You really shouldn’t need to manually clean up memory. In the Windows task manager, what memory metric are you looking at? (Depending on how you measure memory it can be deceptive due to virtual memory.)
Is stiffness_matrix a dense matrix or a sparse one?
(In the latter case, it might be a memory leak in the external CHOLMOD library that we are calling for sparse Cholesky solves? Though this would be surprising… that library has been around for a long while.)
Are you sure it’s not something else? For example, if NaN’s have crept into your vectors then things will slow to a crawl due to floating-point exceptions.
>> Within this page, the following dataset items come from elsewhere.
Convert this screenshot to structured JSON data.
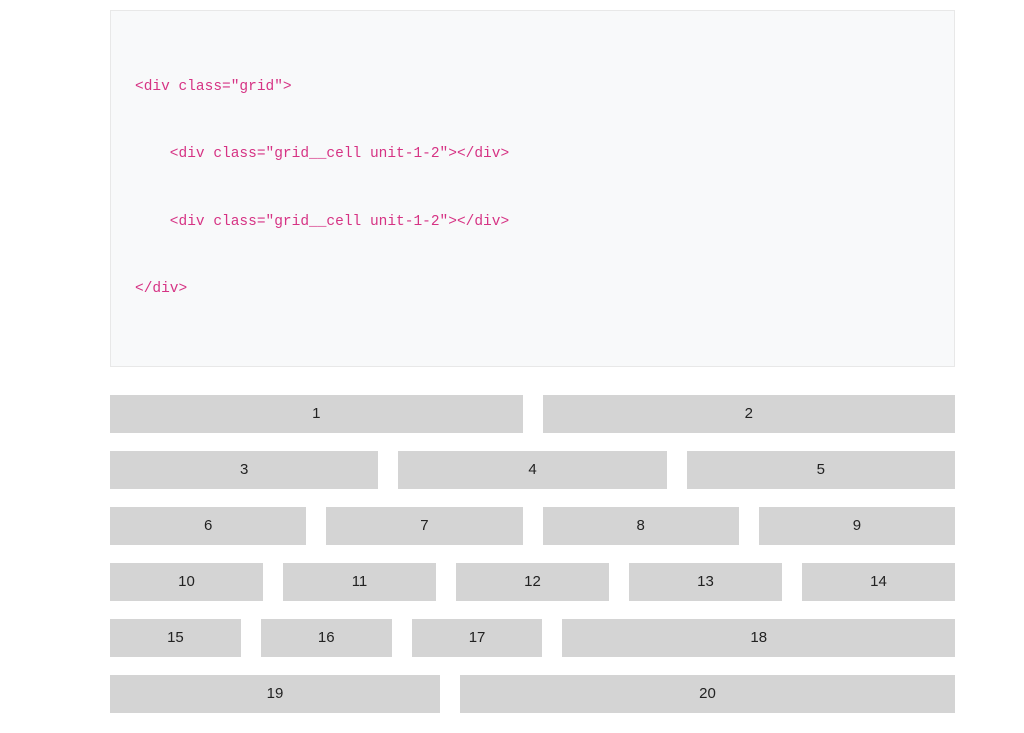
{
  "code": {
    "line1": "<div class=\"grid\">",
    "line2": "    <div class=\"grid__cell unit-1-2\"></div>",
    "line3": "    <div class=\"grid__cell unit-1-2\"></div>",
    "line4": "</div>"
  },
  "grid": {
    "rows": [
      {
        "cells": [
          "1",
          "2"
        ]
      },
      {
        "cells": [
          "3",
          "4",
          "5"
        ]
      },
      {
        "cells": [
          "6",
          "7",
          "8",
          "9"
        ]
      },
      {
        "cells": [
          "10",
          "11",
          "12",
          "13",
          "14"
        ]
      },
      {
        "cells": [
          "15",
          "16",
          "17",
          "18"
        ],
        "grow": [
          1,
          1,
          1,
          3
        ]
      },
      {
        "cells": [
          "19",
          "20"
        ],
        "grow": [
          2,
          3
        ]
      }
    ]
  }
}
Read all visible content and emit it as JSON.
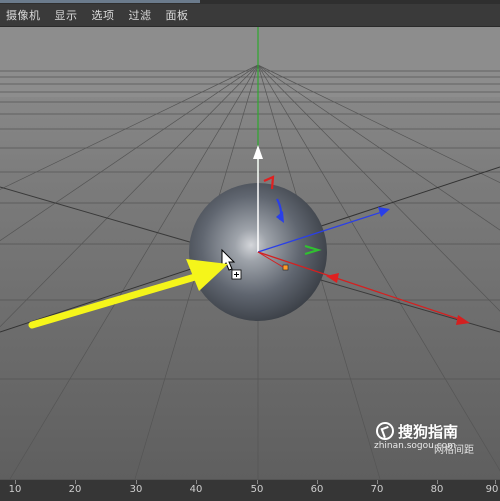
{
  "menu": {
    "items": [
      "摄像机",
      "显示",
      "选项",
      "过滤",
      "面板"
    ]
  },
  "viewport": {
    "background_color": "#7b7b7b",
    "object": "sphere",
    "icons": [
      "move-gizmo-icon",
      "rotate-gizmo-icon",
      "cursor-arrow-icon",
      "yellow-pointer-arrow"
    ]
  },
  "watermark": {
    "logo_text": "搜狗指南",
    "url": "zhinan.sogou.com",
    "overlay_text": "网格间距"
  },
  "timeline": {
    "ticks": [
      "10",
      "20",
      "30",
      "40",
      "50",
      "60",
      "70",
      "80",
      "90"
    ]
  },
  "colors": {
    "x_axis": "#e02020",
    "y_axis": "#30c030",
    "z_axis": "#2040e0",
    "annotation_arrow": "#f5f51a"
  }
}
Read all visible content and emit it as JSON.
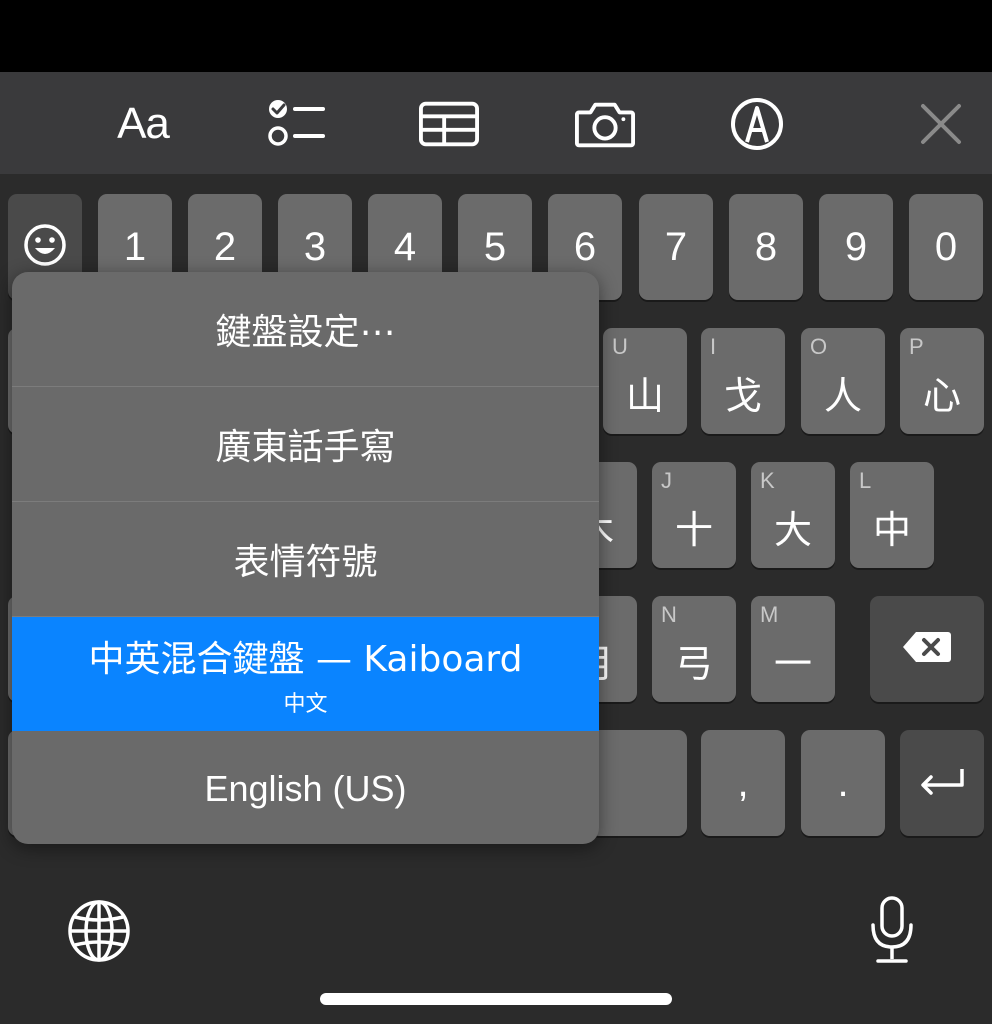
{
  "toolbar": {
    "format_label": "Aa",
    "icons": [
      "checklist-icon",
      "table-icon",
      "camera-icon",
      "markup-icon",
      "close-icon"
    ]
  },
  "keyboard": {
    "number_row": [
      "1",
      "2",
      "3",
      "4",
      "5",
      "6",
      "7",
      "8",
      "9",
      "0"
    ],
    "row2": [
      {
        "hint": "U",
        "char": "山"
      },
      {
        "hint": "I",
        "char": "戈"
      },
      {
        "hint": "O",
        "char": "人"
      },
      {
        "hint": "P",
        "char": "心"
      }
    ],
    "row3": [
      {
        "hint": "",
        "char": "木"
      },
      {
        "hint": "J",
        "char": "十"
      },
      {
        "hint": "K",
        "char": "大"
      },
      {
        "hint": "L",
        "char": "中"
      }
    ],
    "row4": [
      {
        "hint": "",
        "char": "月"
      },
      {
        "hint": "N",
        "char": "弓"
      },
      {
        "hint": "M",
        "char": "一"
      }
    ],
    "comma": ",",
    "period": "."
  },
  "popup": {
    "items": [
      {
        "label": "鍵盤設定⋯",
        "sub": ""
      },
      {
        "label": "廣東話手寫",
        "sub": ""
      },
      {
        "label": "表情符號",
        "sub": ""
      },
      {
        "label": "中英混合鍵盤 — Kaiboard",
        "sub": "中文"
      },
      {
        "label": "English (US)",
        "sub": ""
      }
    ],
    "selected_index": 3
  },
  "colors": {
    "accent": "#0a84ff",
    "key": "#6b6b6b",
    "key_dark": "#4a4a4a",
    "toolbar": "#3a3a3c",
    "keyboard_bg": "#2b2b2b"
  }
}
Does the example code you posted exhibit the problem (if you use it with your stiff_mat.jld2) or not?
1 Like
Thanks for the feedback, it led me down some interesting investigations. My stiffness matrix is assembled as a dimension ~5000 sparse matrix SparseMatrixCSC{Float64, Int64} but I had cast it to a dense matrix when I saved it. I’ve modified the snippet to cast to a sparse matrix, and now I see a steady memory usage increase that drops down after I terminated the program after 665800 iterations.
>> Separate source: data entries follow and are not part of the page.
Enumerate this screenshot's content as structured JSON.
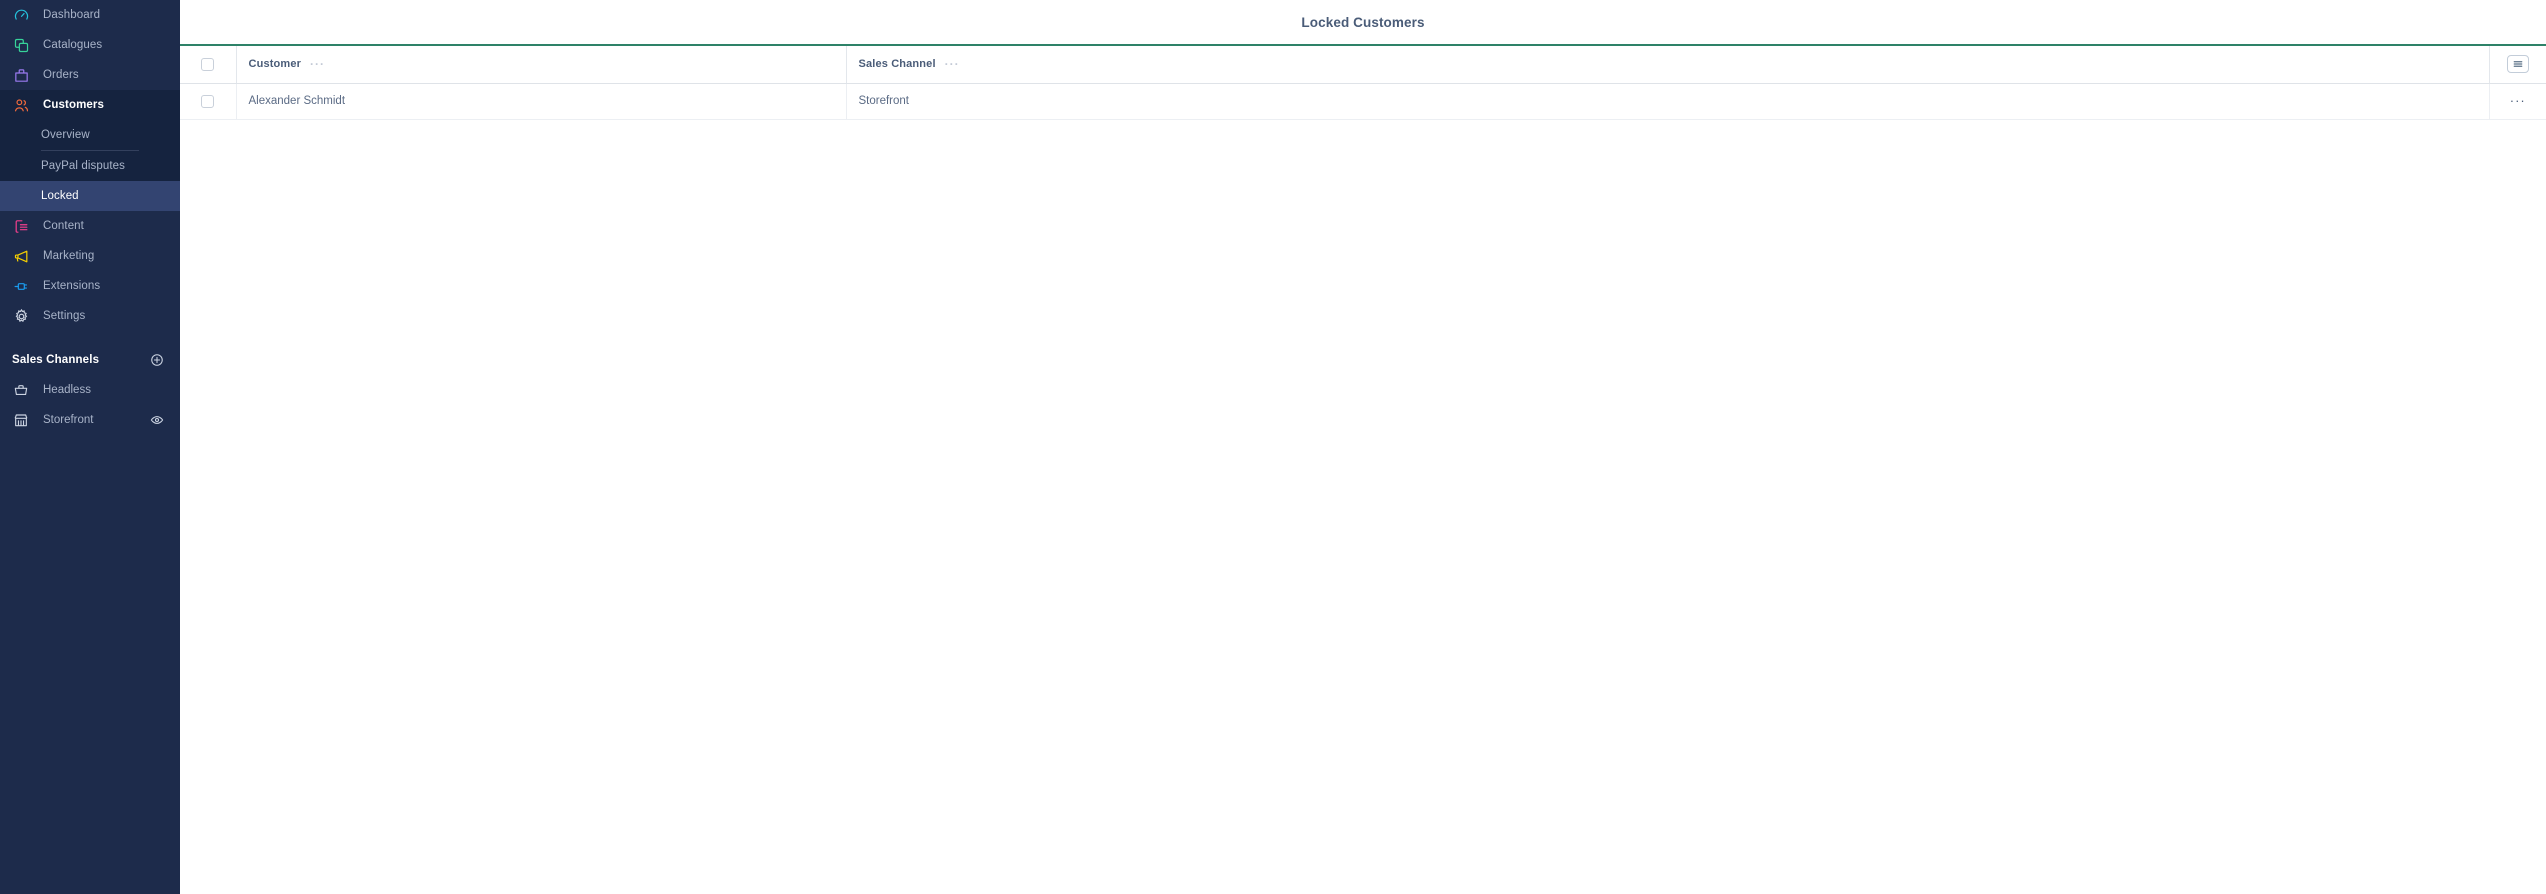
{
  "theme": {
    "sidebar_bg": "#1d2b4b",
    "sidebar_group_active_bg": "#15233f",
    "sidebar_selected_bg": "#334471",
    "accent_rule": "#2e8268",
    "text_muted": "#a9b4c9",
    "heading": "#4a5c78"
  },
  "sidebar": {
    "items": [
      {
        "label": "Dashboard",
        "icon": "gauge-icon",
        "color": "#25c3dd"
      },
      {
        "label": "Catalogues",
        "icon": "layers-icon",
        "color": "#37d39a"
      },
      {
        "label": "Orders",
        "icon": "bag-icon",
        "color": "#9a7af0"
      },
      {
        "label": "Customers",
        "icon": "users-icon",
        "color": "#f06a3c"
      },
      {
        "label": "Content",
        "icon": "content-icon",
        "color": "#f43f8e"
      },
      {
        "label": "Marketing",
        "icon": "megaphone-icon",
        "color": "#f5cf00"
      },
      {
        "label": "Extensions",
        "icon": "plug-icon",
        "color": "#1a9cf0"
      },
      {
        "label": "Settings",
        "icon": "gear-icon",
        "color": "#c8d0de"
      }
    ],
    "customers_subitems": [
      {
        "label": "Overview",
        "selected": false
      },
      {
        "label": "PayPal disputes",
        "selected": false
      },
      {
        "label": "Locked",
        "selected": true
      }
    ],
    "sales_channels": {
      "title": "Sales Channels",
      "add_icon": "plus-circle-icon",
      "channels": [
        {
          "label": "Headless",
          "icon": "basket-icon",
          "has_preview": false
        },
        {
          "label": "Storefront",
          "icon": "store-icon",
          "has_preview": true,
          "preview_icon": "eye-icon"
        }
      ]
    }
  },
  "header": {
    "title": "Locked Customers"
  },
  "table": {
    "select_all_checked": false,
    "columns_button_icon": "columns-settings-icon",
    "column_menu_glyph": "···",
    "row_menu_glyph": "···",
    "columns": [
      {
        "key": "customer",
        "label": "Customer"
      },
      {
        "key": "sales_channel",
        "label": "Sales Channel"
      }
    ],
    "rows": [
      {
        "checked": false,
        "customer": "Alexander Schmidt",
        "sales_channel": "Storefront"
      }
    ]
  }
}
My full program drastically slows down after the memory allocation reaches 80%, which is why I suspect that it’s not just the way that task manager measures memory usage. I’m using the solution vector for downstream calculations, which haven’t thrown an errors for values being too large (I can try to re-run with an explicit NaN check as well).
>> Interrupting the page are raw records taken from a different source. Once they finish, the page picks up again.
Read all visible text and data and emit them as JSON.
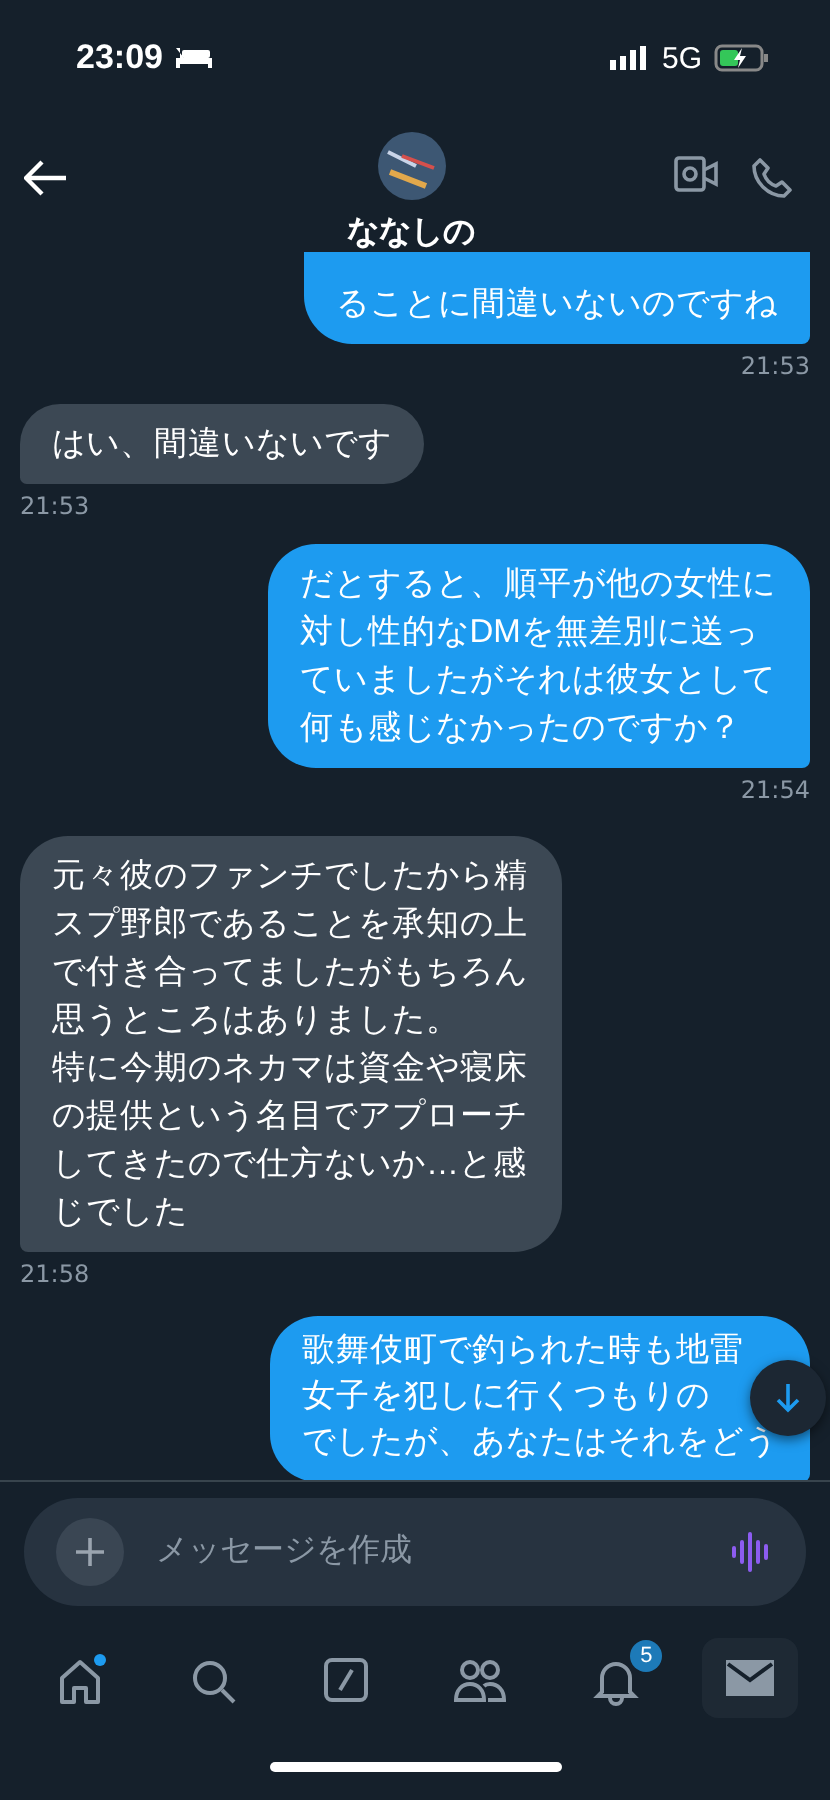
{
  "status_bar": {
    "time": "23:09",
    "network": "5G"
  },
  "header": {
    "name": "ななしの"
  },
  "messages": [
    {
      "kind": "sent",
      "paragraphs": [
        "ることに間違いないのですね"
      ],
      "time": "21:53"
    },
    {
      "kind": "received",
      "paragraphs": [
        "はい、間違いないです"
      ],
      "time": "21:53"
    },
    {
      "kind": "sent",
      "paragraphs": [
        "だとすると、順平が他の女性に対し性的なDMを無差別に送っていましたがそれは彼女として何も感じなかったのですか？"
      ],
      "time": "21:54"
    },
    {
      "kind": "received",
      "paragraphs": [
        "元々彼のファンチでしたから精スプ野郎であることを承知の上で付き合ってましたがもちろん思うところはありました。",
        "特に今期のネカマは資金や寝床の提供という名目でアプローチしてきたので仕方ないか…と感じでした"
      ],
      "time": "21:58"
    },
    {
      "kind": "sent",
      "paragraphs": [
        "歌舞伎町で釣られた時も地雷",
        "女子を犯しに行くつもりの",
        "でしたが、あなたはそれをどう"
      ]
    }
  ],
  "composer": {
    "placeholder": "メッセージを作成"
  },
  "tabs": [
    {
      "kind": "home",
      "selected": false,
      "unread": true
    },
    {
      "kind": "search",
      "selected": false,
      "unread": false
    },
    {
      "kind": "compose",
      "selected": false,
      "unread": false
    },
    {
      "kind": "people",
      "selected": false,
      "unread": false
    },
    {
      "kind": "notifications",
      "selected": false,
      "unread": false,
      "badge": "5"
    },
    {
      "kind": "messages",
      "selected": true,
      "unread": false
    }
  ]
}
I tried to create a version of the code that doesn’t need the file to run (Also happy to provide the saved matrix but it seems I’m not allowed to upload it here). The synthetic random matrix takes a lot longer to churn through iterations but I think I see memory uptick as well
using JLD2
using LinearAlgebra
using SparseArrays
load_file = false
if load_file
stiffness_matrix = load("./stiff_mat.jld2", "stiff_mat")
println(typeof(stiffness_matrix))
stiffness_matrix = SparseMatrixCSC(stiffness_matrix)
println(typeof(stiffness_matrix))
else
mock_size = 5000
mock_density = 0.002
A = sprand(Float64, mock_size, mock_size, mock_density)
S = A + A'
# 3. Make it strictly diagonally dominant to guarantee Positive Definiteness
# Since S has positive entries, sum() gives the sum of absolute off-diagonals
row_sums = vec(sum(S, dims=2))
# Create a diagonal matrix where each diagonal is slightly larger than the row sum
D = spdiagm(0 => row_sums .+ 1.0)
stiffness_matrix = SparseMatrixCSC{Float64, Int64}(S + D)
end
println("Is matrix symmetric: $(issymmetric(stiffness_matrix)), determinant: $(det(stiffness_matrix))")
factorization = cholesky(stiffness_matrix)
dim = size(stiffness_matrix, 1)
sol = zeros(dim)
for i=1:1_000_000
force_vector = rand(dim)
if i%100 == 0
println("Iteration $(i)")
end
ldiv!(sol, factorization, force_vector)
if !all(isfinite.(sol))
throw(ErrorException("Got a non-finite solution"))
end
end
You can upload it elsewhere (e.g. google drive, github gist, dropbox, …) and post a link here.